Garden Forever
A Garden of Love & Healing Living Tributes to Those We Have Loved and Lost

by Marsha Olson, MA

Gardens that Heal, Honor and Remember

Nancy Lockett has a Japanese magnolia planted in honor of her “beautiful daughter – a lover of flowers, of gardens, of beauty.” Lockett says, “She always laughed at me for being repeatedly overjoyed at the first magnolia blooms.”

Lockett’s is one of several dozen gardens featured in the new book A Garden of Love and Healing: Living Tributes to Those We Have Loved and Lost (Fairview Press, $18.95). The book was written by Marsha Olson, a Lyons, Colorado therapist and avid gardener, who long ago recognized the therapeutic effects gardening can have for the grieving soul. “Gardens are perfect vehicles for connecting us with the natural spirit of rebirth and re-growth, while providing a beautiful physical reminder of those who are no longer with us.”

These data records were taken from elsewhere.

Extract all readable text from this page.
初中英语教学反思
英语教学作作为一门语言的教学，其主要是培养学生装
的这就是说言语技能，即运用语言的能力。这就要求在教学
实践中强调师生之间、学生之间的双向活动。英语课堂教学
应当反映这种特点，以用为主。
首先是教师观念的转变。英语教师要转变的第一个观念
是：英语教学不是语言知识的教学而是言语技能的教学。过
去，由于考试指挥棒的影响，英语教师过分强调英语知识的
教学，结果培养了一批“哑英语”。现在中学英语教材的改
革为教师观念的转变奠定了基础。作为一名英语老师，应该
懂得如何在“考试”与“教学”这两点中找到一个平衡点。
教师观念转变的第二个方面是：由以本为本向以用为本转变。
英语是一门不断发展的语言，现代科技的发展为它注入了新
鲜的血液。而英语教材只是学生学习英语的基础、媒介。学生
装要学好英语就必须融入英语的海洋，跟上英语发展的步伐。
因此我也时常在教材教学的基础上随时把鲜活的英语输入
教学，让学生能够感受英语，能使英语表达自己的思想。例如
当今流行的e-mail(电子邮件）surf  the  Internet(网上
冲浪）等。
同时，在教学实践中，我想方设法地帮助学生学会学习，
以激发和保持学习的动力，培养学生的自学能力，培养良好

A Garden of Love and Healing shows us how to find healing in the natural world by creating our own garden memorial. Olson reveals how a garden, created in memory of our loved one, becomes a living, healing sanctuary helping to transform the pain of loss into the peace of acceptance.

The book includes touching anecdotes from gardeners around the country, along with creative ideas for planting your own living tribute. It provides ideas and layouts for various thematic gardens, including a patriotic tribute to the victims of 9/11. Also included are lists of symbolic plants and flowers, and sources for garden accessories such as stepping-stones, statuary, and personalized plaques. There are even tips for planting a commemorative tree or setting up other types of living tributes, such as wildlife feeders or herb patches to honor a loved one’s passions or hobbies.

Jan Weber shares in the book how a beautiful garden, filled with statuary, many from friends, grew from the memory of their beloved young son, Mark. Jan says, “Each time we enter Markie’s garden we are reminded of Markie and all the other wonderful people God has sent into out lives.”

Nancy Lockett tells about holding a community garden tour in her daughter’s memory with plants being donated to sell for the benefit. “I feel all those plants now beautifying our town are another part of her legacy”.

Olson adds “And that is what this is all about: honoring the legacy of these beautiful souls who have graced our lives.”